Dowlais agrees takeover terms with AAM, United Utilities accepts Final Determination
London open
The FTSE 100 is expected to open 10 points lower on Wednesday, having closed up 0.35% on Tuesday at 8,533.87.
Stocks to watch
British manufacturing firm Dowlais said it agreed terms on a cash and share takeover by American Axle & Manufacturing. AAM is offering 0.0863 new AAM shares plus 542p a share in cash and a further 2.8 pence in the form of a final cash dividend to be paid on completion.
United Utilities said on Wednesday that it has accepted Ofwat’s Final Determination for the five-year period to March 2030, committing to a £13bn investment in water and wastewater infrastructure, including a £2.4bn programme to reduce storm overflow spills by 60% this decade. The FTSE 100 company said it remained financially stable with gearing at 60% and £2.6bn in liquidity, while reaffirming its dividend growth policy in line with CPIH inflation. In its third quarter, it confirmed strong operational performance, maintained its 2025 financial guidance, and reported progress on the £2.5bn to £2.9bn Haweswater Aqueduct Resilience Programme.
Newspaper round-up
Rachel Reeves is unveiling plans to create “Europe’s Silicon Valley” between Oxford and Cambridge as she stakes the government’s success on kickstarting economic growth and putting more pounds in people’s pockets. The chancellor will announce a blueprint to improve infrastructure across the region that will add up to £78bn to the UK economy within a decade, according to industry experts, and put it at the forefront of science and technological advances. – Guardian
Starbucks reassured Wall Street with a smaller-than-expected drop in comparable sales, an early sign that its efforts to revive sluggish demand could be bearing fruit. The world’s largest coffee chain, which earlier this month announced that people using its cafes across North America need to buy something, is in the midst of a turnaround bid to win back customers. – Guardian
JP Morgan is in talks to lease space at Credit Suisse’s former UK headquarters in Canary Wharf after it demanded staff return to the office five days a week. The investment bank is understood to be discussing a deal with UBS to rent 150,000 sq ft of space at One Cabot Square office complex. Although the space amounts to less than a third of the 540,000 sq ft building, it is understood that the bank could expand its presence there further to lease as much as half of it. – Telegraph
China is building a gigantic laser-ignited fusion power laboratory that is 50pc larger than its US counterpart as the two superpowers spar for energy supremacy.
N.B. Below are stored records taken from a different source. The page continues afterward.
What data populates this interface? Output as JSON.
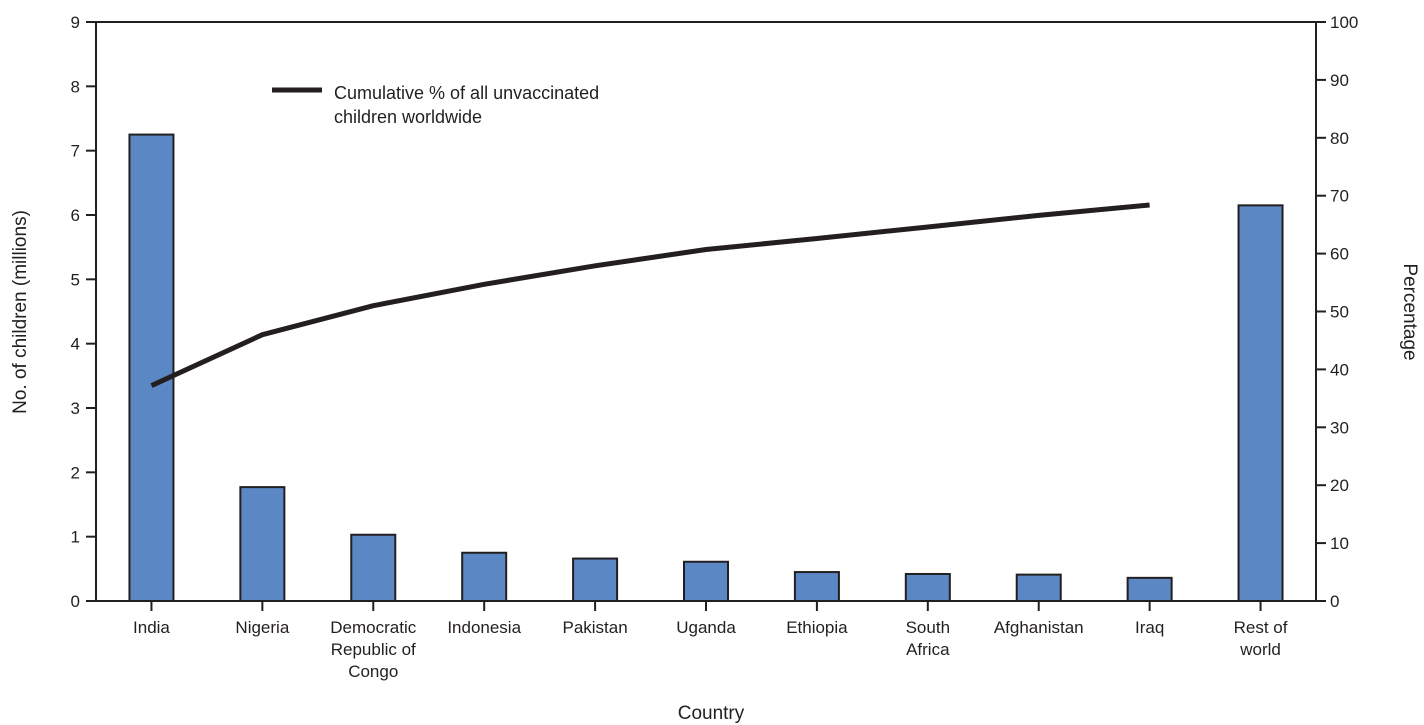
{
  "chart_data": {
    "type": "bar",
    "categories": [
      [
        "India"
      ],
      [
        "Nigeria"
      ],
      [
        "Democratic",
        "Republic of",
        "Congo"
      ],
      [
        "Indonesia"
      ],
      [
        "Pakistan"
      ],
      [
        "Uganda"
      ],
      [
        "Ethiopia"
      ],
      [
        "South",
        "Africa"
      ],
      [
        "Afghanistan"
      ],
      [
        "Iraq"
      ],
      [
        "Rest of",
        "world"
      ]
    ],
    "values": [
      7.25,
      1.77,
      1.03,
      0.75,
      0.66,
      0.61,
      0.45,
      0.42,
      0.41,
      0.36,
      6.15
    ],
    "bar_color": "#5b87c5",
    "line_color": "#231f20",
    "series": [
      {
        "name": "Cumulative % of all unvaccinated children worldwide",
        "values": [
          37.2,
          46.0,
          51.0,
          54.7,
          57.9,
          60.7,
          62.6,
          64.6,
          66.6,
          68.4,
          null
        ]
      }
    ],
    "legend_lines": [
      "Cumulative % of all unvaccinated",
      "children worldwide"
    ],
    "xlabel": "Country",
    "ylabel": "No. of children (millions)",
    "y2label": "Percentage",
    "ylim": [
      0,
      9
    ],
    "y2lim": [
      0,
      100
    ],
    "yticks": [
      "0",
      "1",
      "2",
      "3",
      "4",
      "5",
      "6",
      "7",
      "8",
      "9"
    ],
    "y2ticks": [
      "0",
      "10",
      "20",
      "30",
      "40",
      "50",
      "60",
      "70",
      "80",
      "90",
      "100"
    ],
    "grid": false,
    "legend_position": "top-left"
  }
}
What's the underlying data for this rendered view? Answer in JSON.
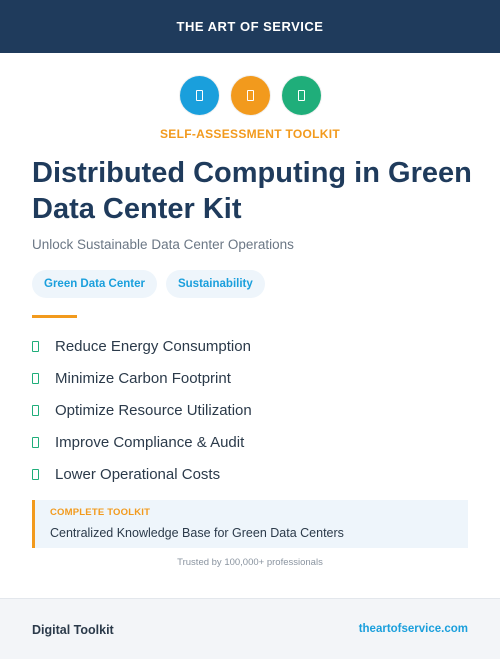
{
  "header": {
    "brand": "THE ART OF SERVICE",
    "color": "#1f3b5c"
  },
  "icons": [
    {
      "name": "document-icon",
      "color": "#1a9fdc"
    },
    {
      "name": "document-icon",
      "color": "#f29a1d"
    },
    {
      "name": "document-icon",
      "color": "#1fae7a"
    }
  ],
  "hero": {
    "kicker": "SELF-ASSESSMENT TOOLKIT",
    "title": "Distributed Computing in Green Data Center Kit",
    "subtitle": "Unlock Sustainable Data Center Operations"
  },
  "tags": [
    "Green Data Center",
    "Sustainability"
  ],
  "benefits": [
    "Reduce Energy Consumption",
    "Minimize Carbon Footprint",
    "Optimize Resource Utilization",
    "Improve Compliance & Audit",
    "Lower Operational Costs"
  ],
  "callout": {
    "kicker": "COMPLETE TOOLKIT",
    "text": "Centralized Knowledge Base for Green Data Centers"
  },
  "trusted": "Trusted by 100,000+ professionals",
  "footer": {
    "left": "Digital Toolkit",
    "right": "theartofservice.com"
  },
  "colors": {
    "accent_orange": "#f29a1d",
    "accent_blue": "#1a9fdc",
    "accent_green": "#1fae7a",
    "navy": "#1f3b5c"
  }
}
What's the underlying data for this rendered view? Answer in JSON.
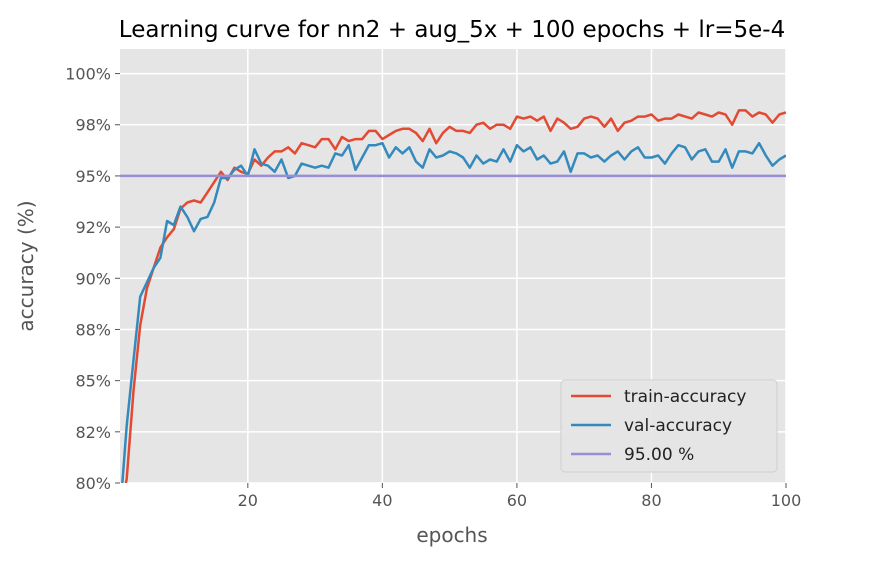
{
  "chart_data": {
    "type": "line",
    "title": "Learning curve for nn2 + aug_5x + 100 epochs + lr=5e-4",
    "xlabel": "epochs",
    "ylabel": "accuracy (%)",
    "xlim": [
      1,
      100
    ],
    "ylim": [
      80,
      101.2
    ],
    "x_ticks": [
      20,
      40,
      60,
      80,
      100
    ],
    "x_tick_labels": [
      "20",
      "40",
      "60",
      "80",
      "100"
    ],
    "y_ticks": [
      80,
      82.5,
      85,
      87.5,
      90,
      92.5,
      95,
      97.5,
      100
    ],
    "y_tick_labels": [
      "80%",
      "82%",
      "85%",
      "88%",
      "90%",
      "92%",
      "95%",
      "98%",
      "100%"
    ],
    "grid": true,
    "legend_position": "lower-right",
    "series": [
      {
        "name": "train-accuracy",
        "color": "#E24A33",
        "x": [
          1,
          2,
          3,
          4,
          5,
          6,
          7,
          8,
          9,
          10,
          11,
          12,
          13,
          14,
          15,
          16,
          17,
          18,
          19,
          20,
          21,
          22,
          23,
          24,
          25,
          26,
          27,
          28,
          29,
          30,
          31,
          32,
          33,
          34,
          35,
          36,
          37,
          38,
          39,
          40,
          41,
          42,
          43,
          44,
          45,
          46,
          47,
          48,
          49,
          50,
          51,
          52,
          53,
          54,
          55,
          56,
          57,
          58,
          59,
          60,
          61,
          62,
          63,
          64,
          65,
          66,
          67,
          68,
          69,
          70,
          71,
          72,
          73,
          74,
          75,
          76,
          77,
          78,
          79,
          80,
          81,
          82,
          83,
          84,
          85,
          86,
          87,
          88,
          89,
          90,
          91,
          92,
          93,
          94,
          95,
          96,
          97,
          98,
          99,
          100
        ],
        "y": [
          78.5,
          80.2,
          84.5,
          87.7,
          89.5,
          90.5,
          91.5,
          92.0,
          92.4,
          93.4,
          93.7,
          93.8,
          93.7,
          94.2,
          94.7,
          95.2,
          94.8,
          95.4,
          95.2,
          95.1,
          95.8,
          95.5,
          95.9,
          96.2,
          96.2,
          96.4,
          96.1,
          96.6,
          96.5,
          96.4,
          96.8,
          96.8,
          96.3,
          96.9,
          96.7,
          96.8,
          96.8,
          97.2,
          97.2,
          96.8,
          97.0,
          97.2,
          97.3,
          97.3,
          97.1,
          96.7,
          97.3,
          96.6,
          97.1,
          97.4,
          97.2,
          97.2,
          97.1,
          97.5,
          97.6,
          97.3,
          97.5,
          97.5,
          97.3,
          97.9,
          97.8,
          97.9,
          97.7,
          97.9,
          97.2,
          97.8,
          97.6,
          97.3,
          97.4,
          97.8,
          97.9,
          97.8,
          97.4,
          97.8,
          97.2,
          97.6,
          97.7,
          97.9,
          97.9,
          98.0,
          97.7,
          97.8,
          97.8,
          98.0,
          97.9,
          97.8,
          98.1,
          98.0,
          97.9,
          98.1,
          98.0,
          97.5,
          98.2,
          98.2,
          97.9,
          98.1,
          98.0,
          97.6,
          98.0,
          98.1
        ]
      },
      {
        "name": "val-accuracy",
        "color": "#348ABD",
        "x": [
          1,
          2,
          3,
          4,
          5,
          6,
          7,
          8,
          9,
          10,
          11,
          12,
          13,
          14,
          15,
          16,
          17,
          18,
          19,
          20,
          21,
          22,
          23,
          24,
          25,
          26,
          27,
          28,
          29,
          30,
          31,
          32,
          33,
          34,
          35,
          36,
          37,
          38,
          39,
          40,
          41,
          42,
          43,
          44,
          45,
          46,
          47,
          48,
          49,
          50,
          51,
          52,
          53,
          54,
          55,
          56,
          57,
          58,
          59,
          60,
          61,
          62,
          63,
          64,
          65,
          66,
          67,
          68,
          69,
          70,
          71,
          72,
          73,
          74,
          75,
          76,
          77,
          78,
          79,
          80,
          81,
          82,
          83,
          84,
          85,
          86,
          87,
          88,
          89,
          90,
          91,
          92,
          93,
          94,
          95,
          96,
          97,
          98,
          99,
          100
        ],
        "y": [
          78.5,
          82.8,
          86.0,
          89.1,
          89.8,
          90.5,
          91.0,
          92.8,
          92.6,
          93.5,
          93.0,
          92.3,
          92.9,
          93.0,
          93.7,
          94.9,
          94.9,
          95.3,
          95.5,
          95.0,
          96.3,
          95.6,
          95.5,
          95.2,
          95.8,
          94.9,
          95.0,
          95.6,
          95.5,
          95.4,
          95.5,
          95.4,
          96.1,
          96.0,
          96.5,
          95.3,
          95.9,
          96.5,
          96.5,
          96.6,
          95.9,
          96.4,
          96.1,
          96.4,
          95.7,
          95.4,
          96.3,
          95.9,
          96.0,
          96.2,
          96.1,
          95.9,
          95.4,
          96.0,
          95.6,
          95.8,
          95.7,
          96.3,
          95.7,
          96.5,
          96.2,
          96.4,
          95.8,
          96.0,
          95.6,
          95.7,
          96.2,
          95.2,
          96.1,
          96.1,
          95.9,
          96.0,
          95.7,
          96.0,
          96.2,
          95.8,
          96.2,
          96.4,
          95.9,
          95.9,
          96.0,
          95.6,
          96.1,
          96.5,
          96.4,
          95.8,
          96.2,
          96.3,
          95.7,
          95.7,
          96.3,
          95.4,
          96.2,
          96.2,
          96.1,
          96.6,
          96.0,
          95.5,
          95.8,
          96.0
        ]
      },
      {
        "name": "95.00 %",
        "color": "#988ED5",
        "x": [
          1,
          100
        ],
        "y": [
          95,
          95
        ]
      }
    ]
  }
}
The part-built research centre near the city of Mianyang, in the Sichuan province, has been observed in satellite imagery, with experts warning it could be used to advance both power generation and nuclear weapons. – Telegraph
The proposed Sizewell C nuclear plant will start generating electricity in 2035 if it gets the go-ahead by the summer, its developers claimed, despite repeated delays plaguing its sister station. The first reactor from the Suffolk nuclear plant will enter commercial operation in 2035 and the second in 2036, according to a presentation published by Sizewell that described a final investment decision by this summer as “essential”. EDF has previously given vaguer guidance of Sizewell starting up in the “mid 2030s”. – The Times
US close
US markets put in decent gains on Tuesday but only managed to claw back some of the prior day's tech-sector sell-off, with eyes starting to turn towards blue chip earnings and the Federal Reserve's first policy meeting on the year.
The S&P 500 rebounded 0.9% to finish at 6,067.70 after a 1.5% slump on Monday while the Nasdaq put in a 2% gain to 19,733.59 after dropping 3.1%.
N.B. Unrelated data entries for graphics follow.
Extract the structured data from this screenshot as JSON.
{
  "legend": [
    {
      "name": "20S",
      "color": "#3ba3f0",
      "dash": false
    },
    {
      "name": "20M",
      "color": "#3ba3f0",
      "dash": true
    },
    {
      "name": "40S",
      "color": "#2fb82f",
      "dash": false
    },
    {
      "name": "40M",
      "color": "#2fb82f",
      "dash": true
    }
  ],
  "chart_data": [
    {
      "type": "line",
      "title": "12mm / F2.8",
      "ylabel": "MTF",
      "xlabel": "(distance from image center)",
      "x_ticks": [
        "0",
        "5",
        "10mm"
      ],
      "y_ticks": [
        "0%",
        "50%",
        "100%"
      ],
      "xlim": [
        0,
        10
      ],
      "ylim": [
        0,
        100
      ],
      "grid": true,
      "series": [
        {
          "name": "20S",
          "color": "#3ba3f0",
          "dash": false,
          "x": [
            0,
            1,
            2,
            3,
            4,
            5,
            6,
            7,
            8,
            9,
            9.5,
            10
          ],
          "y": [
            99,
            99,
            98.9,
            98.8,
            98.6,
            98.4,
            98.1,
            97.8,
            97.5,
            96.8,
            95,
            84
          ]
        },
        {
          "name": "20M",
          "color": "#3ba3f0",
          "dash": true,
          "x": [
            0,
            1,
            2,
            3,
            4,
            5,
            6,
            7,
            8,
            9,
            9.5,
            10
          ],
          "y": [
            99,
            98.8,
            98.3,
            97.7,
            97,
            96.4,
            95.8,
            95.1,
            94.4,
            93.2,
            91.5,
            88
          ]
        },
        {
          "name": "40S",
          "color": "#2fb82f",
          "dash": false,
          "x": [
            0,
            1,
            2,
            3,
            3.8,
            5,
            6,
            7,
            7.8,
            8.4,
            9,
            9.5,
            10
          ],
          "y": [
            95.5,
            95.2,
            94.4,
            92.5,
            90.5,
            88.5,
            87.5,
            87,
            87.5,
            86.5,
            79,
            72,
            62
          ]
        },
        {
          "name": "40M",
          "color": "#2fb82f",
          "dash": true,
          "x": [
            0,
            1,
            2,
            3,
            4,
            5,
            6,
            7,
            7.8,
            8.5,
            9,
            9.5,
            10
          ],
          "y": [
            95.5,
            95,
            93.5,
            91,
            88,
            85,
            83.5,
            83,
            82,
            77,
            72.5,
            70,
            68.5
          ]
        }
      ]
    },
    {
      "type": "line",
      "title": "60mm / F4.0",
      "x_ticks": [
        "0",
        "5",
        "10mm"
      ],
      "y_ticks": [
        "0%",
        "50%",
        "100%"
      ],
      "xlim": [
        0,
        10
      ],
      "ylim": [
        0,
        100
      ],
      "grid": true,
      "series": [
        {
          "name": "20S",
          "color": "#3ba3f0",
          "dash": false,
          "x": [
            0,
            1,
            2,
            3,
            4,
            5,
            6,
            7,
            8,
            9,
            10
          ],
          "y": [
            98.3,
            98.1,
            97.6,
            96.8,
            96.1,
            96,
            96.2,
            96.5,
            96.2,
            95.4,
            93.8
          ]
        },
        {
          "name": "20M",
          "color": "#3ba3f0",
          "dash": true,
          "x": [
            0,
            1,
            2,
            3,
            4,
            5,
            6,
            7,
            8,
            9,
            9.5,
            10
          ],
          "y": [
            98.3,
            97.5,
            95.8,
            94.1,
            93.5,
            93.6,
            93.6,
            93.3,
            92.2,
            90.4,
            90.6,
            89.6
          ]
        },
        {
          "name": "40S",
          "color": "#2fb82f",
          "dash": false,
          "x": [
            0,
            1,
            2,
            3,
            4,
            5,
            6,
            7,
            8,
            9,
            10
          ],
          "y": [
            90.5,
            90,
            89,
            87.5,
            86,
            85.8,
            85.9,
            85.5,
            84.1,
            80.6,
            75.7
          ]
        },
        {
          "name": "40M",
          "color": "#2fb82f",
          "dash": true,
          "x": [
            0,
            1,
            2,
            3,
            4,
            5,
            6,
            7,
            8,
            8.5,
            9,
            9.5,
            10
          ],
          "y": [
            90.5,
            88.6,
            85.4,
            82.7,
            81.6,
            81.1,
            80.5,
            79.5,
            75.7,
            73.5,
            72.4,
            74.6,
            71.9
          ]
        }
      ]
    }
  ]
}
Tech stocks were hit on Monday by the news that Chinese startup DeepSeek had launched a free AI assistant it claims uses lower-cost chips and less data.
DeepSeek's open-source AI model was reportedly comparable with those of OpenAI, Google and Meta despite the company spending just $6m on its base model, compared with the hundreds of millions (if not billions) of dollars that the US firms have shelled out.
The Dow, which was immune to Monday's tech-focused selling pressure, rose for the second day, gaining 0.3% to 44,850.35 as it closes in on its record closing high of 45,014.04 reached in early December.
The market spotlight on Wednesday will be on the US central bank's policy announcement, with the Fed expected to keep interest rates on hold.